DON IVAN LETO*

Il lebbroso è l’emarginato per eccellenza. Perfino il Levitico, contenente le leggi di Mosé e le prescrizioni per il popolo, al capitolo “lebbrosi” stabiliva che questi gridassero “Impuro! Impuro!” per impedire a chiunque di accostarsi.

La lebbra è ripugnante perché sfigura e storpia.

Coperti di stracci, anche sul volto, i lebbrosi si annunciavano con campanacci portati addosso. Un muro si frapponeva fra i sani e i colpiti dalla lebbra. E Gesù? Trasgredendo la prescrizione, non solo si accosta, ma addirittura li tocca! La presenza di Gesù abbatte il muro di separazione. La storia dice che sono stati quelli di Cristo ad occuparsi per primi dei lebbrosi. Fra i tanti esempi è ben conosciuto l’episodio con protagonista Francesco d’Assisi, giovane e pieno di vita. E un giorno, a cavallo, ne incontra uno nei pressi di Assisi.

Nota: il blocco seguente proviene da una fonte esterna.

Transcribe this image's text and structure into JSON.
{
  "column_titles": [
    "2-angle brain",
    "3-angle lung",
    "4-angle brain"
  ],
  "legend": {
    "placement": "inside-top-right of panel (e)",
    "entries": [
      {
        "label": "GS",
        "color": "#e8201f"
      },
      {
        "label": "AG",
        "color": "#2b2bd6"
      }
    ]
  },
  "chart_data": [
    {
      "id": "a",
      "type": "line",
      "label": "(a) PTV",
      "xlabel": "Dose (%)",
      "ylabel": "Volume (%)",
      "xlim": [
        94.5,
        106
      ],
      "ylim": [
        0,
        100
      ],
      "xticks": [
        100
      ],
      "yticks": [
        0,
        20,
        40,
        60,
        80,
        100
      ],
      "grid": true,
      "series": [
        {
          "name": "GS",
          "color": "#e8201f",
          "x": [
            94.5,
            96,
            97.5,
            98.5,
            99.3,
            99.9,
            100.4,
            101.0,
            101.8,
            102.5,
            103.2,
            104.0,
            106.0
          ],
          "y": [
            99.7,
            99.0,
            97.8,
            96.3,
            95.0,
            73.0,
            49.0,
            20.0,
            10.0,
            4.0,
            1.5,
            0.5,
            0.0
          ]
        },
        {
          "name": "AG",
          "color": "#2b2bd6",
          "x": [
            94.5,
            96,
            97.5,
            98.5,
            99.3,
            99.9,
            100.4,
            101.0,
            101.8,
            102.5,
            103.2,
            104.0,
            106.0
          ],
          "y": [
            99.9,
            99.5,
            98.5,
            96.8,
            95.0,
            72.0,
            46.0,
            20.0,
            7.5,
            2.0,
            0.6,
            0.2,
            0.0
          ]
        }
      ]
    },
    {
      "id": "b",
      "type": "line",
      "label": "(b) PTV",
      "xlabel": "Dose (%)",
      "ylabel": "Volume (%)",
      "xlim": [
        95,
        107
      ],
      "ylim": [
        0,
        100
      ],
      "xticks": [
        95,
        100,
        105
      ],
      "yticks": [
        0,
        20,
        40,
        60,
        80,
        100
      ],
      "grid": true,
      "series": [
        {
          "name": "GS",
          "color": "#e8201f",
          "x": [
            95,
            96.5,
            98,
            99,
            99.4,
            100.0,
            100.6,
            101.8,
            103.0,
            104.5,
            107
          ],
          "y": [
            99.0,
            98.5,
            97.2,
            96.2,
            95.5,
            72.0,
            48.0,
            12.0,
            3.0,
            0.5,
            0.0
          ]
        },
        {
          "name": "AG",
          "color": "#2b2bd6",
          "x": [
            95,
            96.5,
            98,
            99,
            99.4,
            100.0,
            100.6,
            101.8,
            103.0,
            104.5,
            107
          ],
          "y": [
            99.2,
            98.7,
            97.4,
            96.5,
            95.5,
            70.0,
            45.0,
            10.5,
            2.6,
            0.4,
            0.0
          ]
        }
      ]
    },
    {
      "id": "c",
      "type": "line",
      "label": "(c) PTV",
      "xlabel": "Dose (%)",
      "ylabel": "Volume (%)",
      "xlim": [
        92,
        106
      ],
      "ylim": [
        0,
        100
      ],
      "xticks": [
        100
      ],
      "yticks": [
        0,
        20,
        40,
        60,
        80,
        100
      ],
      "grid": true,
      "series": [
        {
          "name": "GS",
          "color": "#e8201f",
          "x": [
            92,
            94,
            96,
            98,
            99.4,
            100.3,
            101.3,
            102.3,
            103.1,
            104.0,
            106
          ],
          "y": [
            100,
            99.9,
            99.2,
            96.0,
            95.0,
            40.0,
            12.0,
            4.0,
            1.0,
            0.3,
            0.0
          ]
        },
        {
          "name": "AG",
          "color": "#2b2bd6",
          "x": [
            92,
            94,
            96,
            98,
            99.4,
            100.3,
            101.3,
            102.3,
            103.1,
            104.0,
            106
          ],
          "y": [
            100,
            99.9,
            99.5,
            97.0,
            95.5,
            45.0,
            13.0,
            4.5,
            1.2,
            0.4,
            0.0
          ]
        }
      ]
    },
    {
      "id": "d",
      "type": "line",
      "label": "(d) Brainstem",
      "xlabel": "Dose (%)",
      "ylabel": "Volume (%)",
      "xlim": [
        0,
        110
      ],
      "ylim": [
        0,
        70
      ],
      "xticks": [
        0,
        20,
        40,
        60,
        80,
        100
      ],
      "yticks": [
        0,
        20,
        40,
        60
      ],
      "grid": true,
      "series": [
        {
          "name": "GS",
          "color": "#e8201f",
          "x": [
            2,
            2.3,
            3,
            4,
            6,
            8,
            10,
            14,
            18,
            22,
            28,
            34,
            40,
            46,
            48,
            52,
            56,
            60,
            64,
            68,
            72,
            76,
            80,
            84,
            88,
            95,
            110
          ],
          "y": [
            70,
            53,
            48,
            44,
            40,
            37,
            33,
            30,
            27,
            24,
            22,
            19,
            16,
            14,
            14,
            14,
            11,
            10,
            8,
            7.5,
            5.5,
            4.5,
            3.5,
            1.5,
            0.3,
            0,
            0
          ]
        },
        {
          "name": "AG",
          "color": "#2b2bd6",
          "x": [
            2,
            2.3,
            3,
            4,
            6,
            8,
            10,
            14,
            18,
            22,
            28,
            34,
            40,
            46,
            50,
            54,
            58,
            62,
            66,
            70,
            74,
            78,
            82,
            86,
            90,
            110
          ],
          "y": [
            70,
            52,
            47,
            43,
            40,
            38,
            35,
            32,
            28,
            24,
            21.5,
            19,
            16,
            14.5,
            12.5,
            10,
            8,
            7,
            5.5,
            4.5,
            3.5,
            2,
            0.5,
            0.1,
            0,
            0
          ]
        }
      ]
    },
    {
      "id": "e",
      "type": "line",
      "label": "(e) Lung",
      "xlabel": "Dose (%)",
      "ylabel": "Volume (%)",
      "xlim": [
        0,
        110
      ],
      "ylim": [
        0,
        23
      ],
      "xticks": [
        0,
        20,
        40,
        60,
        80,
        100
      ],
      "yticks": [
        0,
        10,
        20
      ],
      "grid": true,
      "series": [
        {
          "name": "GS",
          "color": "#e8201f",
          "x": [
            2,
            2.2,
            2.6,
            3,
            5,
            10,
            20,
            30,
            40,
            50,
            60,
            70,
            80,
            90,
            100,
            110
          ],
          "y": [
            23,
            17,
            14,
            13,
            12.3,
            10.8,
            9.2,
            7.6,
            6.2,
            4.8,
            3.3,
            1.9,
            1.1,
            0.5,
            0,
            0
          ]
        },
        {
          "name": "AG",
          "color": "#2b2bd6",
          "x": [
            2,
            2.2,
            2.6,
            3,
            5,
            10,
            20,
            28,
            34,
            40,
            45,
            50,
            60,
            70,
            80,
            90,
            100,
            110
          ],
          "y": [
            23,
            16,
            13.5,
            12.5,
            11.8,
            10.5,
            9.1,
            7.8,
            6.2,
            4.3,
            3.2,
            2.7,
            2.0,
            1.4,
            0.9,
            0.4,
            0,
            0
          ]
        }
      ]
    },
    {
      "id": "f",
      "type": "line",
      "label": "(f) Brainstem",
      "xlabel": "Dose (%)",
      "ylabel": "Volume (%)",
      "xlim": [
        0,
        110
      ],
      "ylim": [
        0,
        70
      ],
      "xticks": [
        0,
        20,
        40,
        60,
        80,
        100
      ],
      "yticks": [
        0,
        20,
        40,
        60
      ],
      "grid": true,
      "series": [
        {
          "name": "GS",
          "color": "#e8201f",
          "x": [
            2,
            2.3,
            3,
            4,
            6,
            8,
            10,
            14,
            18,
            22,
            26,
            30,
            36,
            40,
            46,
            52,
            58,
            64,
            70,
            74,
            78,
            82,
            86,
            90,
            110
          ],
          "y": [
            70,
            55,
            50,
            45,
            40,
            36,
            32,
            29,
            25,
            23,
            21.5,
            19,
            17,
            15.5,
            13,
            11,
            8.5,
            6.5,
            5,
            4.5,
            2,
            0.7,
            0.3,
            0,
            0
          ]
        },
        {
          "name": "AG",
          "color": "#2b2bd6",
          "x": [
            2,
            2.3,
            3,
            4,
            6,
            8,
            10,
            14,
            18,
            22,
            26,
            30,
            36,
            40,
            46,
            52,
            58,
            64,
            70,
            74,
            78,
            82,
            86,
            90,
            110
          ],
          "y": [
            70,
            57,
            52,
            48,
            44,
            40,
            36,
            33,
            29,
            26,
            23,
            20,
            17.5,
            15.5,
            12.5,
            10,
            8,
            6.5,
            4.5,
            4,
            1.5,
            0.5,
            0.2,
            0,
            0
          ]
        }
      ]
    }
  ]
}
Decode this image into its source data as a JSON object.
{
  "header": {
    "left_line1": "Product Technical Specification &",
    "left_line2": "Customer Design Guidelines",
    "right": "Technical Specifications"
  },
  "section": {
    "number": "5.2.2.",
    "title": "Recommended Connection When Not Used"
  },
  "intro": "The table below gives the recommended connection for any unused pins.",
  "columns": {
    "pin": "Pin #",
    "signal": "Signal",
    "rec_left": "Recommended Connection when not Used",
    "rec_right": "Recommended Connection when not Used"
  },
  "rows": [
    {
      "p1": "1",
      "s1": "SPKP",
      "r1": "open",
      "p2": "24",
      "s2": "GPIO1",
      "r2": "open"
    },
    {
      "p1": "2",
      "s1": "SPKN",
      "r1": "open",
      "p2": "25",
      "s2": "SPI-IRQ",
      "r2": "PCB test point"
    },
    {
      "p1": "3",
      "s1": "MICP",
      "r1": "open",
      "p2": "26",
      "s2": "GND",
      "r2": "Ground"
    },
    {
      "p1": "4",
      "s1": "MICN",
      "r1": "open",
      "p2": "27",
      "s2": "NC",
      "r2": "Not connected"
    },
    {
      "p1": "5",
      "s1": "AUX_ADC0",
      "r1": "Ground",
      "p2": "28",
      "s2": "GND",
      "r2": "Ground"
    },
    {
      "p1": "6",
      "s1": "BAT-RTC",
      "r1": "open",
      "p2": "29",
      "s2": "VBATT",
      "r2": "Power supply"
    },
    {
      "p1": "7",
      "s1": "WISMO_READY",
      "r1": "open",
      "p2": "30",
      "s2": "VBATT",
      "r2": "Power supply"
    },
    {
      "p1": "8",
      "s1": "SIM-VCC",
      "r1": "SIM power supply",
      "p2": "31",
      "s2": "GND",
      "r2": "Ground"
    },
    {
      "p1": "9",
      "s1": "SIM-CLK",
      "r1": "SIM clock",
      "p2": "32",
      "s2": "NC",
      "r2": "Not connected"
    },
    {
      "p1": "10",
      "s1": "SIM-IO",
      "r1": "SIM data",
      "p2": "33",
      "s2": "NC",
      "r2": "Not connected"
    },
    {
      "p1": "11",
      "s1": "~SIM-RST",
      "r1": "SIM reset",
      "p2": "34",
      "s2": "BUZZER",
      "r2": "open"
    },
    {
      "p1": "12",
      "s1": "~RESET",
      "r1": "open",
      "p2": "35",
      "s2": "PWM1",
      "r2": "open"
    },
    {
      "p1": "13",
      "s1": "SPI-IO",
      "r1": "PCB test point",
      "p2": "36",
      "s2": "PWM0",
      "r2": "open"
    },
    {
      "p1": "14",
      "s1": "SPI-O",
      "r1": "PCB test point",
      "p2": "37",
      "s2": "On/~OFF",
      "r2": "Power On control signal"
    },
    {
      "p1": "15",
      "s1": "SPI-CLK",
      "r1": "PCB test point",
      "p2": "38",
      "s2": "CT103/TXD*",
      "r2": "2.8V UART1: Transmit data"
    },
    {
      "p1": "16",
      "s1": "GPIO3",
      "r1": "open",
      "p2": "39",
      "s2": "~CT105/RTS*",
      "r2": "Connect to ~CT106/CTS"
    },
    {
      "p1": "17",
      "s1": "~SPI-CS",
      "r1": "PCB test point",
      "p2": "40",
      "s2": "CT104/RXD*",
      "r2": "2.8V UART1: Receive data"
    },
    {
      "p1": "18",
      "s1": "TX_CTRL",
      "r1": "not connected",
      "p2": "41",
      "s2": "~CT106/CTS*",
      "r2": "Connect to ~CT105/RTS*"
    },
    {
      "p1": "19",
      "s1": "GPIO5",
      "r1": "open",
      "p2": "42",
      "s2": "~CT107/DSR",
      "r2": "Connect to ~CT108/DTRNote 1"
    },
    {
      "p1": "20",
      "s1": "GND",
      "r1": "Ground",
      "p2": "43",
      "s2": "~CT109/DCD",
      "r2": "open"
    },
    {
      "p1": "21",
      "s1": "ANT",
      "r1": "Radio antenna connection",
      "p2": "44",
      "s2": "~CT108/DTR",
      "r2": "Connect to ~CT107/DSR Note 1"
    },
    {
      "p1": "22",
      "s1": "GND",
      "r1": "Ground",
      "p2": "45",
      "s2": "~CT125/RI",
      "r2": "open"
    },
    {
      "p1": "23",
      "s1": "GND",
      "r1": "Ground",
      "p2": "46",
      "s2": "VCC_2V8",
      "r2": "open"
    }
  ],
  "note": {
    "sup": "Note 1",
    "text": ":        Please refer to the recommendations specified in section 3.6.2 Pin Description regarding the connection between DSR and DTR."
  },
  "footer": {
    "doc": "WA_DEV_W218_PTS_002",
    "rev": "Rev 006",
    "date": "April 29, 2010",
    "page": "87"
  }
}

Ne provò ripugnanza istintiva, ma non volendo venir meno all’impegno di diventare “cavaliere di Cristo”, balzò di sella e, mentre il lebbroso gli stendeva la mano per ricevere l’elemosina, Francesco gliela diede, ma lo baciò anche.

Il lebbroso non era un maledetto da Dio.

La Bibbia non lo dice. Gesù stesso per amore si fece come un lebbroso condannato a morte infame. Lo aveva intravisto il profeta Isaia contemplando il servo di Iahvé: “Non ha apparenza né bellezza, disprezzato e reietto dagli uomini, come uno davanti al quale ci si copre la faccia e noi lo giudicavamo castigato, percosso da Dio e umiliato”. Gesù impone il silenzio al lebbroso perché non è coi segni straordinari che si conduce alla fede.

A guarire, prima ancora che il male dell’altro, devono essere i nostri occhi, capaci di riconoscere, in ogni altro, il nostro prossimo.